Sürecin bir kısmı, artık yerimiz olmayan birçok şeyi (giysiler, oyuncaklar, okul öncesi sanat projeleri vb.) atmayı içeriyor. Daha çalışkan olsaydık, çoğunu craigslist'te satardık, ama bunun yerine, Goodwill'e bir sürü kamyonet eşyası aldık.
Bu yüzden, birkaç sabah önce, kamyonetin en arkasında bir yığın Goodwill'e bağlı eşya gözüme çarptığında işe gidiyordum. En üstte oğlumun yakın zamana kadar arka bahçemizde bulunan Tonka kamyonları vardı. Biraz endişelendim, karımı arayıp geçmişi sordum ve oğlumun artık onlarla oynamadığı söylendi. "Elbette öyle," diye ısrar ettim. İki yıldır onlarla oynamadığını söyledi. Ona hala onlarla oynadığını söyledim, yine de aklımda. Silahlarına yapıştı ve bunun neden bu kadar önemli olduğunu sordu.
Bir dakika düşündüm, sonra o kamyonları biçerken hep kum havuzunda gördüğümü itiraf ettim ve oğlumuzla kum havuzunda daha fazla zaman geçireceğime dair kendime söz verdim. Onların dışarı atıldığını görmek, varisimle vakit geçirmek için muazzam bir fırsat penceresini kaçırdığımı açıkça ortaya koydu.

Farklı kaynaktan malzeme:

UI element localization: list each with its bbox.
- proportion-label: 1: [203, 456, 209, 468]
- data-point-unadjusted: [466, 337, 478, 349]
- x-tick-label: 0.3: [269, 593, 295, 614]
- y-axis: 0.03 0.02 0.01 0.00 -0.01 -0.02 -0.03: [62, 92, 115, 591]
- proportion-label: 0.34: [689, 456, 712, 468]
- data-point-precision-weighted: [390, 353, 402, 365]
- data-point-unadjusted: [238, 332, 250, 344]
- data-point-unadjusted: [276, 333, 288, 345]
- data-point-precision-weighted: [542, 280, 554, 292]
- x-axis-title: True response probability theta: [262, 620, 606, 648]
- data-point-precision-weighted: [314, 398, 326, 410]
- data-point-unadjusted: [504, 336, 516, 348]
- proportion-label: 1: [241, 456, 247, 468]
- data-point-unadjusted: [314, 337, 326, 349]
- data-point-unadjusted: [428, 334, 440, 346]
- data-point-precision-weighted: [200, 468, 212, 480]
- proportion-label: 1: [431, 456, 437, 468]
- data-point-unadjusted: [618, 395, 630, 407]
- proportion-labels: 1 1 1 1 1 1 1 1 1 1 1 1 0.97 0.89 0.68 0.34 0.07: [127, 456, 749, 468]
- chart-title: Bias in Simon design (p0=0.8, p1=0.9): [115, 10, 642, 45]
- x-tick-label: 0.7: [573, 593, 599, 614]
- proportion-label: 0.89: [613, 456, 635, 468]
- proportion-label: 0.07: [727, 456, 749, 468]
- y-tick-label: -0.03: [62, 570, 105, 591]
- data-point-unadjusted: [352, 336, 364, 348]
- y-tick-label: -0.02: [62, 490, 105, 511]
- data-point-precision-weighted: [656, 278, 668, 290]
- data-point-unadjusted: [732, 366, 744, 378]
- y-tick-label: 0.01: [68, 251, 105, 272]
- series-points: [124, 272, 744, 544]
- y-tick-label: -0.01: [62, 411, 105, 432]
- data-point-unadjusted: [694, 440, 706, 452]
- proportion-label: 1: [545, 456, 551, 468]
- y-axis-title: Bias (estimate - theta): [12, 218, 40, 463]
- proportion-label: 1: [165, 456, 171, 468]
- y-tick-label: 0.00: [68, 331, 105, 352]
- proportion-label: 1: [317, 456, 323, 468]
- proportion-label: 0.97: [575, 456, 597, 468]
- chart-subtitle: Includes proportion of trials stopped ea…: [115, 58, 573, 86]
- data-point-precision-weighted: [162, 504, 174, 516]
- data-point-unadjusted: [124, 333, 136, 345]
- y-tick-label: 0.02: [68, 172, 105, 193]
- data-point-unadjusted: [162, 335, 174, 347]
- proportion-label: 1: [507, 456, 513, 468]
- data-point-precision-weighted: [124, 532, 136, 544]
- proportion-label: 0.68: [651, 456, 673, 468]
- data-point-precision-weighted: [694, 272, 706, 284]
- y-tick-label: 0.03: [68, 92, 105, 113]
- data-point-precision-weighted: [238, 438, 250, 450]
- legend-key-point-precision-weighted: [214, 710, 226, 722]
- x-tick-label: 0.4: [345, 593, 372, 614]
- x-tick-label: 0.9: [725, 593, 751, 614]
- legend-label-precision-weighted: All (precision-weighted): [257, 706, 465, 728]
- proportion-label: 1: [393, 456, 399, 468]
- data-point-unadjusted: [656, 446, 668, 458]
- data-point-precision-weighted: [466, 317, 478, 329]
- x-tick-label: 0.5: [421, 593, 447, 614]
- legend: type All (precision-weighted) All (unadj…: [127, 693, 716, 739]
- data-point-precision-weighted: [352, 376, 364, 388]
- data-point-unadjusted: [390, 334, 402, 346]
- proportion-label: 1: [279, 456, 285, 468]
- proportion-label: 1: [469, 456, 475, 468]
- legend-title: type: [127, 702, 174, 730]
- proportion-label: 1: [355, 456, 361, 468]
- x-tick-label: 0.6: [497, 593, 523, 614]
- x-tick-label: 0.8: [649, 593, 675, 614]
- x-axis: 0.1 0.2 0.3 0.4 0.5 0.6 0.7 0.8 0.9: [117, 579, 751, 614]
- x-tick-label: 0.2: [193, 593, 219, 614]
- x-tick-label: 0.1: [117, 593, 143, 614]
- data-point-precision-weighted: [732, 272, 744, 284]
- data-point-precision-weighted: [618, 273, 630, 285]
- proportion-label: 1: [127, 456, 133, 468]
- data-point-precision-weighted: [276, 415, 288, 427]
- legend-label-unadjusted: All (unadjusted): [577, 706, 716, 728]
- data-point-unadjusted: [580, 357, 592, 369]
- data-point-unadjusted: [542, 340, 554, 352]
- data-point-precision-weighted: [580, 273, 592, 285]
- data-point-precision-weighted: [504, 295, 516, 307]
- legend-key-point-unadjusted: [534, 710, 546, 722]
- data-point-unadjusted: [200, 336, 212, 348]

Bir takım oyuncusu olarak arzu ettiğim itibarı sürdürmeyi umarak, yetişkin hayatımın neredeyse tamamını herhangi bir patronun beklediğinden daha geç veya daha geç çalışarak geçirdiğimi fark ettim. Bununla birlikte, o patronlardan hiçbirinin geç saatlere kadar çalıştığımı hatırlayamadığını ve muhtemelen umursamadığını fark ettim. Özünde, ailemin bu kadar özgürce sunduklarına sevgi ve sadakati asla yaklaşamayacak insanları memnun etmek için ailemden zamanımı çaldım.
Son 20 yılda defalarca işten geç ayrıldım, bir görev/proje/e-posta daha yaptım ya da patron ilk çıkana kadar bekledim, karımı ve çocuklarımı askıda bıraktım.
Bu yüzden, kamyonlardan birini yakaladım ve uygun bir zamanda Dodge'dan defolup gitmem için çok görünür bir hatırlatma olarak kitaplığıma koydum.
Dokunmak, değil mi?
Şey, onu rafıma koyduğumdan beri, iki ya da üç kez hariç, akşam 7'de ya da sonra işten ayrıldım… iyi değil.
Bu yüzden, hikayeyi bir kenara bırakalım, her gün bir gün işverenimi tam günlük bir çalışmayla onurlandırmaya, sonra da makul ve adil bir zamanda eve gelerek ailemi onurlandırmaya çalışacağım. Her zaman işe yarayacak mı? Hayır. Ama haftada bir güzel günden ikiye geçebilirsem, sonra üçe kadar çalışırsam, oraya geleceğim.
Seni haberdar edeceğim.
Bu makale şuradan yayınlanmıştır: Orta.